My summary take-away from Good to Great is:

“Right people building the right things right”

“Disciplined people, Disciplined thought, Disciplined culture “

If you are working toward this, I believe you increase your business value by 4 to 10 times.  I am going to make the case with the help of ROI models from David Anderson.  (BTW, I love his book – it does a great job explaining the simple physics of Agile.)

From Chapter 2 - David Andersen's "Agile Management for Software Engineering"

From Chapter 2 - David Anderson's "Agile Management for Software Engineering"

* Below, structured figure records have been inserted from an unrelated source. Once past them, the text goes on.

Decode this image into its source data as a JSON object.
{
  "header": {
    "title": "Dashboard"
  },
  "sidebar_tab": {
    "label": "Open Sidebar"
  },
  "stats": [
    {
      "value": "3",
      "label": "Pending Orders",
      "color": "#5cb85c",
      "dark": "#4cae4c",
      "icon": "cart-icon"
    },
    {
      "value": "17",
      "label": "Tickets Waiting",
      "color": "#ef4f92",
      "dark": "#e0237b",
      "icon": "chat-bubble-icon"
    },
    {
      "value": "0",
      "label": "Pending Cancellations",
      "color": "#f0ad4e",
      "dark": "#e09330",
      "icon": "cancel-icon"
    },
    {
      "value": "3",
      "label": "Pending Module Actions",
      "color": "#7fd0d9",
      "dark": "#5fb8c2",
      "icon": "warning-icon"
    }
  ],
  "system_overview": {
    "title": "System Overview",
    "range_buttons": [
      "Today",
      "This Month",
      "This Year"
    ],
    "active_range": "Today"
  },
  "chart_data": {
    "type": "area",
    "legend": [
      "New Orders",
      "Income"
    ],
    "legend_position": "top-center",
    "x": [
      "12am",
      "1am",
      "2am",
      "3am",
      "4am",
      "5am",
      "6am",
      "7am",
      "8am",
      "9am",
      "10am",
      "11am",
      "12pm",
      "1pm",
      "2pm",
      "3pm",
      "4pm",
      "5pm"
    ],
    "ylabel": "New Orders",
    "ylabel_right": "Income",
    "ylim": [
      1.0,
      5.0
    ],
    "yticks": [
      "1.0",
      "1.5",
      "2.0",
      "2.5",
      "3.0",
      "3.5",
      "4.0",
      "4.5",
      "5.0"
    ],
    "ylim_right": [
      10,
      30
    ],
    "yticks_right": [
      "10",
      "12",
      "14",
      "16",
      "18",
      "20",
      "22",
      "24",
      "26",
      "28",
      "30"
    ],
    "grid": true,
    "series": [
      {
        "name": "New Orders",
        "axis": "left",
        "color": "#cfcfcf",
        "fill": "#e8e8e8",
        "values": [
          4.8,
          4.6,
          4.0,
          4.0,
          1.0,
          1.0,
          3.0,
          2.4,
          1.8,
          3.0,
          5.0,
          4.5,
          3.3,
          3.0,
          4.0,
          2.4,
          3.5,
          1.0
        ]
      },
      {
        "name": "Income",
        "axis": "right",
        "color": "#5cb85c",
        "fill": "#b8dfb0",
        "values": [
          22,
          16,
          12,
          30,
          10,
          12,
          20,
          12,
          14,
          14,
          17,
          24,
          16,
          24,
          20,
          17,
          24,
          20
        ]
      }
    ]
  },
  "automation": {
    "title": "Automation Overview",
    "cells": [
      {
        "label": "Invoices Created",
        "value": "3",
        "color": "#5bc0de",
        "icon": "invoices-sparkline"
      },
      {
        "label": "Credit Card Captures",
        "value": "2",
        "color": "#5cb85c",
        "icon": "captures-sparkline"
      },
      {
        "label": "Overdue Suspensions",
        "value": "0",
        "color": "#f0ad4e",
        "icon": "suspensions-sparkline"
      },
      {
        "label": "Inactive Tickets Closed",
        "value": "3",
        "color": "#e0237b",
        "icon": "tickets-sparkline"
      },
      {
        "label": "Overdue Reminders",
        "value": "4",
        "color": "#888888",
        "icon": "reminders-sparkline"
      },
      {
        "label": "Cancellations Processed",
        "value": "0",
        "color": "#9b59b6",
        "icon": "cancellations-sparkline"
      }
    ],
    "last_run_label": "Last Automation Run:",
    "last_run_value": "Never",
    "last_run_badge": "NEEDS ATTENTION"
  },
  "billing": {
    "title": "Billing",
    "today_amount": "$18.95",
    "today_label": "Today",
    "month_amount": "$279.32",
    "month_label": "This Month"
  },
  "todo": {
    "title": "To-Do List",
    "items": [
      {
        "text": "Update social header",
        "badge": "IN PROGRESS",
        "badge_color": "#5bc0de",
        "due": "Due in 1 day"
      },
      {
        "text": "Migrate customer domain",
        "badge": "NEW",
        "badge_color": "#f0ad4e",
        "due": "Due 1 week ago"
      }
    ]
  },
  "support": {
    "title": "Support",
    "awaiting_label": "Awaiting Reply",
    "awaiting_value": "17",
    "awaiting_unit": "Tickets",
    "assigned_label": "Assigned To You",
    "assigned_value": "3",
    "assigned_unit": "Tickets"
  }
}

This is a very simple model of software process.  David shows more complex ones that model all the loop backs of large shipping software, but let’s work with this one.  So, the rough equations to calculate the business benefit of the process are the following:

Net Profit = Throughput – Operating Expense 
ROI = Net Profit / Investment

In the following four pages, I am going to look at how this equation plays out for four different scenarios:

  1. Good waterfall team, on the mean line of the QSMA Agile Impact Report
  2. Beginning Agile team in Flow benefiting from the 25% productivity savings of an Agile teams in the same study
  3. Intermediate Agile team in Pull with incremental releases of value
  4. Advanced team in Innovate that cuts time-to-market in 1/2 to end early after delivering 50% of the work but 80%the value

What you will see in this hypothetical modeling exercise is the true power of Agile to dramatically impact the software development teams in the organization. For a deeper understanding of what I mean by Flow, Pull and Innovate, please Jean and I’s white paper on moving to Program Pull.

Here is the summary:

  1. Good waterfall team – ROI – 0.8
  2. Beginning Agile team in Flow  – ROI – 1.4 (1.6 factor better than good waterfall team)
  3. Intermediate Agile team in Pull  – ROI – 2.6 (3.2 factor better than good waterfall team)
  4. Advanced Agile team in Innovate  – ROI – 6.3 (7.7 factor better than good waterfall team)

Factor or Four or better – that is why there is such a rush towards Agile development.  Of course, you can’t have your cake and  eat it too.  Moving up this maturity curve takes long-term dedication to increasing discipline and agility across the entire organization, but there are dramatic benefits if you can get on the continuous improvement path and stay there.